Yield prediction for precision agriculture using extreme gradient boosting and support vector regression
Abstract
The rate of population growth of southern Asia is rising dramatically. As a part of
this area, Bangladesh is no different. Moreover, the cultivable lands are declining at
a huge rate. So to maintain the balance between the food production and consumer
demand, we need to know the yield of the crop earlier to maintain the balance as
well as ensuring the food security of the people. Hence, food production in a precise
manner needs to be introduced to get more production in a small amount of land.

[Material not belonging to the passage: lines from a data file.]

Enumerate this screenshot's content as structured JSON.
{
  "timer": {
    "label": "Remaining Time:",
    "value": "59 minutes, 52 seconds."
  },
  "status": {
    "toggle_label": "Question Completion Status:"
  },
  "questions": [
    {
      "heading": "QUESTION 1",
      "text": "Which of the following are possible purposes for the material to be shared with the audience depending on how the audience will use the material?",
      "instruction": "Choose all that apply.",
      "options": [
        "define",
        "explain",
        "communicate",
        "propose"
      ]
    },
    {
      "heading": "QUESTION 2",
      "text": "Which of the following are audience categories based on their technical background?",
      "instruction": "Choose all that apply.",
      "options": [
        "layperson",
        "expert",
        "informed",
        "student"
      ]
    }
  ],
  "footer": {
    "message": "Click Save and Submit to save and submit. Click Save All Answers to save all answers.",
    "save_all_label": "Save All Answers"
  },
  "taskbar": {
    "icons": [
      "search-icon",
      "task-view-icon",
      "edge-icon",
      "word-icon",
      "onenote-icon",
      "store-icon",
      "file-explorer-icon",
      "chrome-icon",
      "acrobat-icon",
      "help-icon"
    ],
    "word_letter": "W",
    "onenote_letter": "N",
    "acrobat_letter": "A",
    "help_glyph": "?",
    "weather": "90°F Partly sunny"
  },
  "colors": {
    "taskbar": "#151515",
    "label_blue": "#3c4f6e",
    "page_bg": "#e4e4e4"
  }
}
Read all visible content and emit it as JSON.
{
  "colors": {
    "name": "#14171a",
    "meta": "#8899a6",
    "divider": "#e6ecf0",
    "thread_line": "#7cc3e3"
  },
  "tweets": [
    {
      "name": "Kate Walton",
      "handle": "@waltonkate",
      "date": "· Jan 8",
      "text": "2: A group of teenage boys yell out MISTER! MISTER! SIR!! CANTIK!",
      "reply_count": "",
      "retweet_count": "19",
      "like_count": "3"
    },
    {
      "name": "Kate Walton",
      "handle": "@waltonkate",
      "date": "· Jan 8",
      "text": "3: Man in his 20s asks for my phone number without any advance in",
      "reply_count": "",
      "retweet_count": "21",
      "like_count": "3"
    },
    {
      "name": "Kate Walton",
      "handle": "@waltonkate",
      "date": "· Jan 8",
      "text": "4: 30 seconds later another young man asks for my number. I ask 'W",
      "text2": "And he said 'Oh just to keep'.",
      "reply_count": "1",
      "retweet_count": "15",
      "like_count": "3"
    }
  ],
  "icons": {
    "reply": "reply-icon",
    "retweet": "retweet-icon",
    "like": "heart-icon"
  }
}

From this concept “Precision Agriculture” term has come. Since rice is the staple food of Bangladesh so this research tries to demonstrate precision agriculture in
terms of paddy. This research proposes a system which is capable of predicting yield
of paddy based on different parameters. For this prediction, two machine learning
approaches are used, such as XGBoost and Support Vector Machine (SVM) that can
predict the yield of aus, aman and boro based on the relevant features. The main
objective of this system is to optimum paddy production using the minimum inputs
to demonstrate precision agriculture in terms of paddy production. The result of
the prediction will assist the farmers to take necessary steps if needed to increase
the production. Again, the prediction result will help the government to take their
decisions regarding agricultural perspective. There is some research in precision
agriculture, however, there exist many scopes to use machine learning techniques
to predict the yield of the harvest which will eventually help them economically.
Therefore, this research focuses on developing an intelligent system for precision
agriculture of paddy using yield prediction of it.